Entropy Current in Conformal Hydrodynamics

TL;DR

This work develops a Weyl-covariant formulation of conformal hydrodynamics to second order and constructs an entropy current consistent with the holographically determined energy-momentum tensor for N=4 SYM. By enforcing the second law, it derives a specific dissipative entropy current and relates its production rate to second-order transport coefficients, then applies the construction to N=4 SYM to obtain an explicit Js^λ and entropy production formula. It shows that N=4 SYM lies outside the traditional Israel–Stewart framework due to nonzero shear–shear and Weyl-curvature couplings, thereby providing a generalized approach to causal, conformal hydrodynamics.

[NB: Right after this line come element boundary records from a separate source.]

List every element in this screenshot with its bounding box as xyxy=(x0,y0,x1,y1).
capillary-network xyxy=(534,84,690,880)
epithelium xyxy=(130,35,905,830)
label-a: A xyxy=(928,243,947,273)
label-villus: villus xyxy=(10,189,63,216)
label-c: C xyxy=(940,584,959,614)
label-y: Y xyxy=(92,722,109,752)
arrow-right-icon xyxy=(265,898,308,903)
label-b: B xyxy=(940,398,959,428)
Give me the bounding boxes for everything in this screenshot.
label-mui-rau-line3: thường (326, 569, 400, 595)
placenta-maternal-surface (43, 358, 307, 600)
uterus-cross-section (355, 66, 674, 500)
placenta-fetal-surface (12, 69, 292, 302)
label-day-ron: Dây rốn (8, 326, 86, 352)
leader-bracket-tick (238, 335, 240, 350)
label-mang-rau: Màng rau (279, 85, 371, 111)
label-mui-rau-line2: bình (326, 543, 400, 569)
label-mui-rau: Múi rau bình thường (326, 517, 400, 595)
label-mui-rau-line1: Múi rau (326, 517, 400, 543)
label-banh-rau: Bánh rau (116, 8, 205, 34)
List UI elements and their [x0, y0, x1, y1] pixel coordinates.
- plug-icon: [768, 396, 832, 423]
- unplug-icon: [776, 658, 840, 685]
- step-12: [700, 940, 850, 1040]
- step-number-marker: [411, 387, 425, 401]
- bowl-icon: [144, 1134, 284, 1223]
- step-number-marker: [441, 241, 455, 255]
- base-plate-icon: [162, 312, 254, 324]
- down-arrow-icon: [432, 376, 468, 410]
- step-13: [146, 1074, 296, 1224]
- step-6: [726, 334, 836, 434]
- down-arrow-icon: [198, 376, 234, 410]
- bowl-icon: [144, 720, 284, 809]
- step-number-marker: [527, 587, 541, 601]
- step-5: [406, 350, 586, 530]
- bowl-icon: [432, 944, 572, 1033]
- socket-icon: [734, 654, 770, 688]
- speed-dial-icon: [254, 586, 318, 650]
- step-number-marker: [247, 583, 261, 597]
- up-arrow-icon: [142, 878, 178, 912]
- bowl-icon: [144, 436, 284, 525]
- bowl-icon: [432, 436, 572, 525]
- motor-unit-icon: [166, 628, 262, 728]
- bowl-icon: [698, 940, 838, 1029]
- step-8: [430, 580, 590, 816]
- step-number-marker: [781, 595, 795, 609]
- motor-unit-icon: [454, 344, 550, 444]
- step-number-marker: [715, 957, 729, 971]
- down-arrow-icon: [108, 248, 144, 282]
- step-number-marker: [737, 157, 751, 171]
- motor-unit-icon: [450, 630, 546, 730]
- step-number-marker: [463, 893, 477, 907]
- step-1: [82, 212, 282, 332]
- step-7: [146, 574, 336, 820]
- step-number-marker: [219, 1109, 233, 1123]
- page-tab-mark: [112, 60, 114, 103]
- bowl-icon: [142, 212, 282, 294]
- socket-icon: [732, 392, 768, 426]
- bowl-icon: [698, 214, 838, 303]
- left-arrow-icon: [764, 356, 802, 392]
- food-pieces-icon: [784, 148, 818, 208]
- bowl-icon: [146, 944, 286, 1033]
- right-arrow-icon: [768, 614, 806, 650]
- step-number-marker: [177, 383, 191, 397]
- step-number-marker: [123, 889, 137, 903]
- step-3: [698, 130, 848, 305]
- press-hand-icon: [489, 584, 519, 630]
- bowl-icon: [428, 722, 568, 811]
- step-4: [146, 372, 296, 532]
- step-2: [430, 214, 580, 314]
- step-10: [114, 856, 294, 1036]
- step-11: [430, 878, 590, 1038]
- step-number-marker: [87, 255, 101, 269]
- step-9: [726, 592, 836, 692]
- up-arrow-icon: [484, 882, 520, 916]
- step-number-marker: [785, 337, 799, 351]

The results bridge holographic fluid dynamics with relativistic hydrodynamics and point toward future gravity-based validation and extensions to charged plasmas and phenomenology in heavy-ion collisions.

Abstract

In recent work (arXiv:0712.2456, arXiv:0712.2451) the energy-momentum tensor for the N=4 SYM fluid was computed up to second derivative terms using holographic methods. The aim of this note is to propose an entropy current (accurate up to second derivative terms) consistent with this energy-momentum tensor and to explicate its relation with the existing theories of relativistic hydrodynamics. In order to achieve this, we first develop a Weyl-covariant formalism which simplifies the study of conformal hydrodynamics. This naturally leads us to a proposal for the entropy current of an arbitrary conformal fluid in any spacetime (with d>3). In particular, this proposal translates into a definite expression for the entropy flux in the case of N=4 SYM fluid. We conclude this note by comparing the formalism presented here with the conventional Israel-Stewart formalism.